Artikelen bij COM(2011)181 - Vervroegd ouderdomspensioen voor EU ambtenaren

Dit is een beperkte versie

U kijkt naar een beperkte versie van dit dossier in de EU Monitor.

dossier COM(2011)181 - Vervroegd ouderdomspensioen voor EU ambtenaren.
document COM(2011)181 NLEN
datum 7 april 2011
 

|
52011DC0181

/* COM/2011/0181 definitief */ MEDEDELING VAN DE COMMISSIE AAN DE RAAD in verband met het verzoek een voorstel in te dienen betreffende de regeling inzake vervroegd ouderdomspensioen voor EU ambtenaren


[pic] | EUROPESE COMMISSIE |

Brussel, 7.4.2011

COM(2011) 181 definitief

MEDEDELING VAN DE COMMISSIE AAN DE RAAD

in verband met het verzoek een voorstel in te dienen betreffende de regeling inzake vervroegd ouderdomspensioen voor EU-ambtenaren

MEDEDELING VAN DE COMMISSIE AAN DE RAAD

in verband met het verzoek een voorstel in te dienen betreffende de regeling inzake vervroegd ouderdomspensioen voor EU-ambtenaren

Op 25 oktober 2010 heeft de Raad conclusies aangenomen waarin hij de Commissie verzocht tegen midden 2011 een wetgevingsvoorstel tot wijziging van het statuut in te dienen.

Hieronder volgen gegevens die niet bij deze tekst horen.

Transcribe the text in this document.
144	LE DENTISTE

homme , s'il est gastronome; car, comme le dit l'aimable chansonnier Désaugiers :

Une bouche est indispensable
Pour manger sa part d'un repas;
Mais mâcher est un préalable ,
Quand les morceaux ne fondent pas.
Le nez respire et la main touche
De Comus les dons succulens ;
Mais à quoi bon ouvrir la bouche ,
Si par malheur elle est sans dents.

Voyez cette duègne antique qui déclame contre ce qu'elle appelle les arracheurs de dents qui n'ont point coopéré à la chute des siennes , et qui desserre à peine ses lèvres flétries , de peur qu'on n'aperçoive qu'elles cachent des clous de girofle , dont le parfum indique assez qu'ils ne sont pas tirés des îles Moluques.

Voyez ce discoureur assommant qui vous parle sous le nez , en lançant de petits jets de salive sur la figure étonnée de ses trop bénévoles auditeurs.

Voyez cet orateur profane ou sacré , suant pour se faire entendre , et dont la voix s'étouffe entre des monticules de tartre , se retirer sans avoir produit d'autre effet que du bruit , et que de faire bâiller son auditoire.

In dat voorstel zou artikel 9, lid 2, van bijlage VIII bij het statuut moeten worden ingetrokken of grondig herzien naar aanleiding van de bezwaren in de conclusies van de Raad. Indien de Commissie geen voorstellen doet, moet zij op grond van artikel 241 VWEU de Raad in kennis stellen van de redenen daarvoor.

De Commissie wenst de Raad eraan te herinneren dat artikel 9, lid 2, van bijlage VIII in 2004 is aangenomen als instrument voor het personeelsbeleid. Hierdoor konden de EU-instellingen het vorige systeem van dienstbeëindiging (‘ dégagement ’) stopzetten en werd het gemakkelijker om personeelsleden uit de nieuwe lidstaten aan te werven (EU-10 en EU-2). Het vervroegd ouderdomspensioen maakte deel uit van een totaalpakket waarover de Raad, de Commissie en de vakbonden het eens waren geworden.

De Commissie wenst te beklemtonen dat het bij de Raad ingediende verslag zoals vereist door het statuut een kortetermijnbeeld geeft. Tegelijkertijd ziet de Commissie geen redenen op grond waarvan de Raad kan aannemen dat de regeling op lange termijn niet begrotingsneutraal is. Sedert 2004 hebben alle instellingen in de zin van artikel 1 bis, lid 2, en artikel 1 ter van het statuut de regeling inzake vervroegd ouderdomspensioen gezamenlijk toegepast. De regeling is alleen in het belang van de dienst en slechts in een beperkt aantal gevallen toegepast. Op één betreurenswaardige, maar kleine uitzondering na bleef de regeling binnen de maxima die zijn vastgesteld in artikel 9, lid 2, van bijlage VIII bij het statuut.

De Commissie wenst de Raad er ook aan te herinneren dat als gevolg van de uitbreiding de afgelopen jaren telkens een percentage van 10 % moest worden toegepast. Er zijn geen redenen om te verwachten dat dit maximumpercentage elk jaar zal worden bereikt.

Artikel 9, lid 2, geldt voor alle instellingen en alle instellingen moeten de regeling gezamenlijk beheren. De Commissie kan niet eenzijdig de manier beperken waarop de andere instellingen hun bevoegdheid tot aanstelling uitoefenen in verband met het vervroegde ouderdomspensioen. Op voorstel van de Commissie hebben de instellingen aanvaard hun beoordelingsvrijheid als tot aanstelling bevoegd gezag te gebruiken en voor 2010-2011 een percentage van ongeveer 8 % toe te passen. Dit sluit aan bij het aflopen van de overgangsperiode voor de aanwerving van personeelsleden uit de EU-10 en de aanhoudende noodzaak om personeelsleden uit de EU-2 aan te werven.

Om bovengenoemde redenen is de Commissie niet van oordeel dat er in dit stadium gronden zijn om artikel 9, lid 2, van bijlage VIII bij het statuut te herzien. Wanneer zij een voorstel tot wijziging van het statuut indient, zal zij echter rekening houden met de bezwaren van de Raad.